Nin17 commented 1 year ago

The implementation in the answers for question 56 doesn't make use of the fact that a 2d gaussian is separable and can be implemented as two 1d gaussians - which is an order of magnitude faster on my machine.
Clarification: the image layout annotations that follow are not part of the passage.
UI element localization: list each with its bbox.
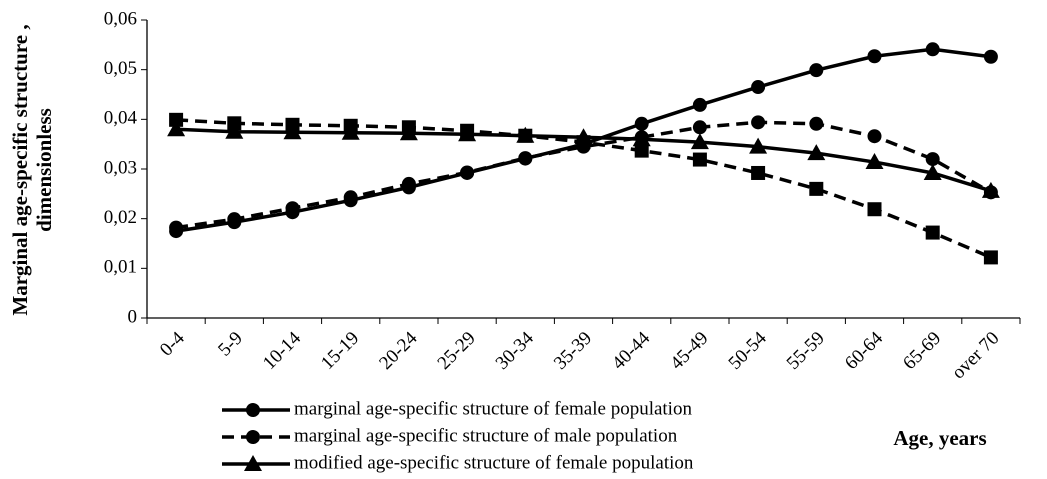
marker (460, 123, 475, 138)
x-tick-label: 5-9 (214, 328, 247, 361)
legend-label: marginal age-specific structure of femal… (294, 398, 692, 419)
y-tick-label: 0 (128, 306, 138, 327)
marker (749, 137, 768, 154)
marker (225, 122, 244, 139)
marker (227, 212, 242, 227)
marker (167, 120, 186, 137)
x-axis-title: Age, years (893, 426, 986, 450)
marker (867, 202, 882, 217)
marker (285, 117, 300, 132)
y-tick-label: 0,06 (104, 8, 137, 29)
marker (865, 153, 884, 170)
x-tick-label: 20-24 (375, 327, 422, 374)
x-tick-label: 50-54 (725, 327, 772, 374)
marker (401, 176, 416, 191)
marker (634, 143, 649, 158)
x-tick-label: 45-49 (666, 328, 712, 374)
marker (285, 201, 300, 216)
marker (343, 118, 358, 133)
marker (576, 135, 591, 150)
series-line (175, 120, 992, 230)
y-tick-label: 0,05 (104, 58, 137, 79)
marker (981, 181, 1000, 198)
y-tick-label: 0,01 (104, 257, 137, 278)
marker (401, 120, 416, 135)
marker (246, 430, 260, 444)
marker (632, 130, 651, 147)
x-tick-label: over 70 (948, 328, 1004, 384)
marker (809, 181, 824, 196)
marker (925, 225, 940, 240)
y-axis-title: Marginal age-specific structure , (8, 24, 32, 315)
marker (692, 152, 707, 167)
marker (692, 120, 707, 135)
marker (690, 133, 709, 150)
marker (518, 151, 533, 166)
x-tick-label: 65-69 (899, 328, 945, 374)
marker (634, 116, 649, 131)
x-tick-label: 35-39 (550, 328, 596, 374)
marker (460, 165, 475, 180)
marker (227, 116, 242, 131)
x-tick-label: 25-29 (434, 328, 480, 374)
marker (751, 80, 766, 95)
marker (809, 63, 824, 78)
marker (867, 129, 882, 144)
y-tick-label: 0,04 (104, 108, 138, 129)
marker (246, 403, 260, 417)
marker (923, 163, 942, 180)
marker (925, 42, 940, 57)
marker (169, 220, 184, 235)
marker (925, 152, 940, 167)
x-tick-label: 10-14 (259, 327, 306, 374)
marker (692, 97, 707, 112)
y-axis-title: dimensionless (32, 108, 56, 232)
legend-label: marginal age-specific structure of male … (294, 425, 678, 446)
x-tick-label: 15-19 (317, 328, 363, 374)
marker (169, 112, 184, 127)
x-tick-label: 0-4 (156, 327, 189, 360)
marker (751, 115, 766, 130)
y-tick-label: 0,03 (104, 157, 137, 178)
x-tick-label: 60-64 (841, 327, 888, 374)
marker (343, 190, 358, 205)
marker (983, 49, 998, 64)
marker (518, 128, 533, 143)
x-tick-label: 55-59 (783, 328, 829, 374)
x-tick-label: 40-44 (608, 327, 655, 374)
x-tick-label: 30-34 (492, 327, 539, 374)
marker (244, 455, 262, 471)
marker (751, 165, 766, 180)
legend-label: modified age-specific structure of femal… (294, 452, 694, 473)
marker (983, 250, 998, 265)
y-tick-label: 0,02 (104, 207, 137, 228)
marker (809, 116, 824, 131)
marker (807, 144, 826, 161)
marker (867, 49, 882, 64)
Also, the implementation is incorrect for mu != 0.0.

import numpy as np
import matplotlib.pyplot as plt

def original(m= 10, n=10, sigma=1.0, mu=0.0):
    X, Y = np.meshgrid(np.linspace(-1,1,m), np.linspace(-1,1,n))
    D = np.sqrt(X*X+Y*Y)
    G = np.exp(-( (D-mu)**2 / ( 2.0 * sigma**2 ) ) )
    return G

def corrected(m=10, n=10, sigma=1.0, mu=0.0):
    x, y = np.meshgrid(np.linspace(-1,1,m), np.linspace(-1,1,n))
    g = np.exp(-( ((x-mu)**2 + (y-mu) **2) / ( 2.0 * sigma**2 ) ) )
    return g

def separable(m=10, n = 10, sigma=1.0, mu=0.0):
    x = np.linspace(-1,1,m)
    y = np.linspace(-1,1,n)
    gx = np.exp(-( (x-mu)**2 / ( 2.0 * sigma**2 ) ) )
    gy = np.exp(-( (y-mu)**2 / ( 2.0 * sigma**2 ) ) )
    return gy[:, None] * gx[None, :]

Test for mu != 0.0

assert np.allclose(original(mu=0.0, sigma=2.9), separable(mu=0.0, sigma=2.9))
assert np.allclose(original(mu=0.0, sigma=2.9), corrected(mu=0.0, sigma=2.9))
assert np.allclose(separable(mu=0.5, sigma=2.9), corrected(mu=0.5, sigma=2.9))
assert np.allclose(separable(mu=0.5, sigma=2.9), original(mu=0.5, sigma=2.9))

Raises:

---------------------------------------------------------------------------
AssertionError                            Traceback (most recent call last)
Untitled-1.ipynb Cell 2 line 4
      [2](vscode-notebook-cell:Untitled-1.ipynb?jupyter-notebook#W3sdW50aXRsZWQ%3D?line=1) assert np.allclose(original(mu=0.0, sigma=2.9), corrected(mu=0.0, sigma=2.9))
      [3](vscode-notebook-cell:Untitled-1.ipynb?jupyter-notebook#W3sdW50aXRsZWQ%3D?line=2) assert np.allclose(separable(mu=0.5, sigma=2.9), corrected(mu=0.5, sigma=2.9))
----> [4](vscode-notebook-cell:Untitled-1.ipynb?jupyter-notebook#W3sdW50aXRsZWQ%3D?line=3) assert np.allclose(separable(mu=0.5, sigma=2.9), original(mu=0.5, sigma=2.9))

AssertionError:

Plot the functions:

plt.figure()
plt.title("Original")
plt.imshow(original(mu=0.5, sigma=5.0))
plt.colorbar()
plt.figure()
plt.title("Corrected")
plt.imshow(corrected(mu=0.5, sigma=5.0))
plt.colorbar()
plt.figure()
plt.title("Separable")
plt.imshow(separable(mu=0.5, sigma=5.0))
plt.colorbar()

output output output

Time the functions:

%timeit original(1000, 1001, 10)
%timeit corrected(1000, 1001, 10)
%timeit separable(1000, 1001, 10)

Output:

9.47 ms ± 295 µs per loop (mean ± std. dev. of 7 runs, 100 loops each)
7.59 ms ± 198 µs per loop (mean ± std. dev. of 7 runs, 100 loops each)
894 µs ± 32.9 µs per loop (mean ± std. dev. of 7 runs, 1,000 loops each)
rougier commented 1 year ago

Thanks. You're right for the corrected version and for the separable version even though I would prefer to have first the non separable version and the separable as an additionla remark. Could you make a PR (modifying the ktx files)?